Um novo estudo da Universidade de Toronto revela que o uso de maconha pode impactar a fertilidade feminina, acelerando a maturação dos óvulos e aumentando o risco de anomalias cromossômicas. A pesquisa, publicada na revista Nature Communications, analisou mais de mil amostras de fluído folicular de mulheres em tratamento de reprodução assistida.
Os pesquisadores descobriram que 6% das amostras testaram positivo para THC, o principal componente psicoativo da cannabis.
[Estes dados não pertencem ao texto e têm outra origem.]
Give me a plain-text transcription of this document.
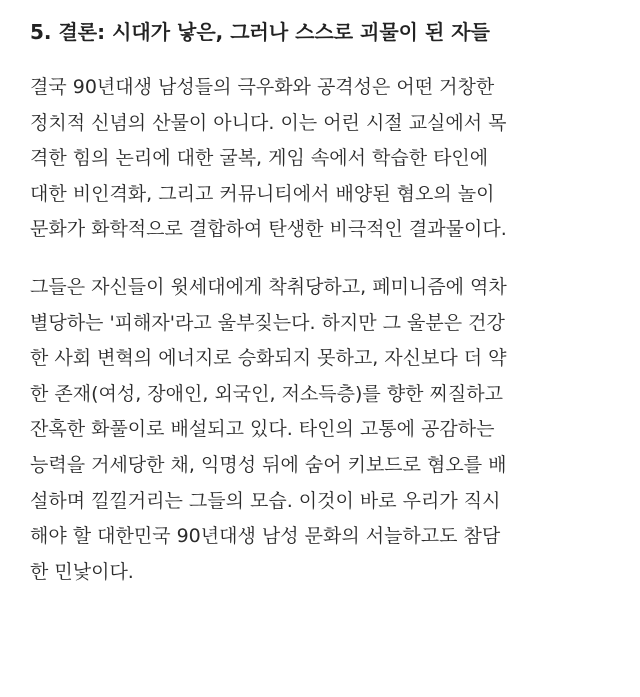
5. 결론: 시대가 낳은, 그러나 스스로 괴물이 된 자들

결국 90년대생 남성들의 극우화와 공격성은 어떤 거창한
정치적 신념의 산물이 아니다. 이는 어린 시절 교실에서 목
격한 힘의 논리에 대한 굴복, 게임 속에서 학습한 타인에
대한 비인격화, 그리고 커뮤니티에서 배양된 혐오의 놀이
문화가 화학적으로 결합하여 탄생한 비극적인 결과물이다.

그들은 자신들이 윗세대에게 착취당하고, 페미니즘에 역차
별당하는 '피해자'라고 울부짖는다. 하지만 그 울분은 건강
한 사회 변혁의 에너지로 승화되지 못하고, 자신보다 더 약
한 존재(여성, 장애인, 외국인, 저소득층)를 향한 찌질하고
잔혹한 화풀이로 배설되고 있다. 타인의 고통에 공감하는
능력을 거세당한 채, 익명성 뒤에 숨어 키보드로 혐오를 배
설하며 낄낄거리는 그들의 모습. 이것이 바로 우리가 직시
해야 할 대한민국 90년대생 남성 문화의 서늘하고도 참담
한 민낯이다.
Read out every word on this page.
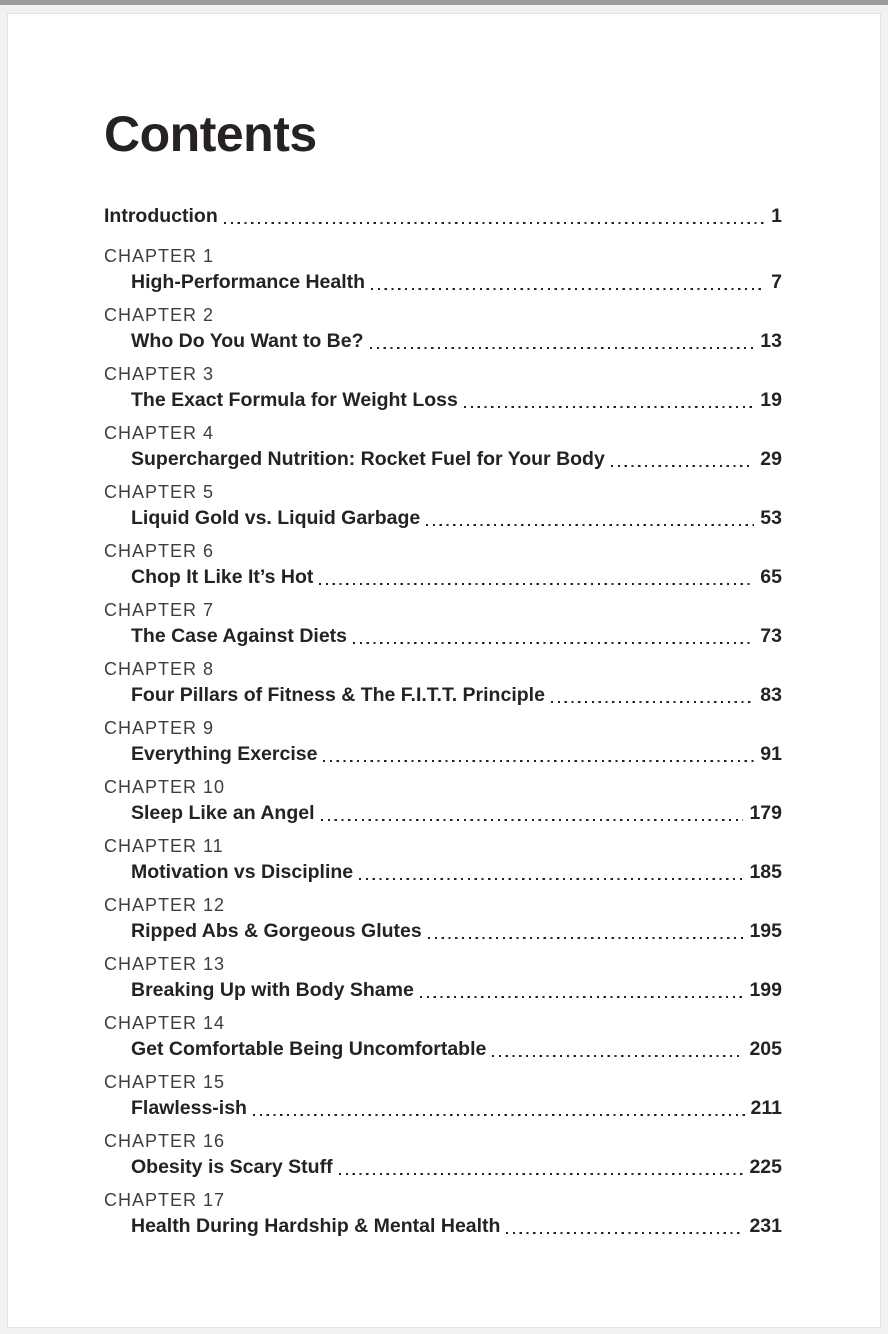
Contents
Introduction	1
CHAPTER 1
High-Performance Health	7
CHAPTER 2
Who Do You Want to Be?	13
CHAPTER 3
The Exact Formula for Weight Loss	19
CHAPTER 4
Supercharged Nutrition: Rocket Fuel for Your Body	29
CHAPTER 5
Liquid Gold vs. Liquid Garbage	53
CHAPTER 6
Chop It Like It’s Hot	65
CHAPTER 7
The Case Against Diets	73
CHAPTER 8
Four Pillars of Fitness & The F.I.T.T. Principle	83
CHAPTER 9
Everything Exercise	91
CHAPTER 10
Sleep Like an Angel	179
CHAPTER 11
Motivation vs Discipline	185
CHAPTER 12
Ripped Abs & Gorgeous Glutes	195
CHAPTER 13
Breaking Up with Body Shame	199
CHAPTER 14
Get Comfortable Being Uncomfortable	205
CHAPTER 15
Flawless-ish	211
CHAPTER 16
Obesity is Scary Stuff	225
CHAPTER 17
Health During Hardship & Mental Health	231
Essa taxa é inferior à média de consumo de maconha entre mulheres jovens no Canadá, que é de 23%. No entanto, 73% das amostras com THC eram de mulheres que relataram não ter usado a substância, levantando preocupações sobre a contaminação inadvertida.
O estudo, liderado pela cientista Cyntia Duval, sugere que a presença de THC está correlacionada com uma maturação excessivamente rápida dos óvulos, resultando em um número significativamente menor de células com a quantidade correta de cromossomos, um fenômeno conhecido como euploidia. Os cientistas ainda não compreendem completamente o mecanismo pelo qual a cannabis afeta a biologia reprodutiva feminina, mas acreditam que isso pode estar relacionado ao sistema endocanabinoide, que regula várias funções no corpo, incluindo a reprodução.
Os pesquisadores enfatizam que, embora os resultados sejam preocupantes, o estudo tem limitações e não estabelece um limiar seguro para o consumo de cannabis em relação à fertilidade feminina. Eles defendem que suas descobertas devem incentivar mais pesquisas sobre o tema e alertar pacientes sobre os potenciais riscos associados ao uso de maconha durante tratamentos de fertilidade.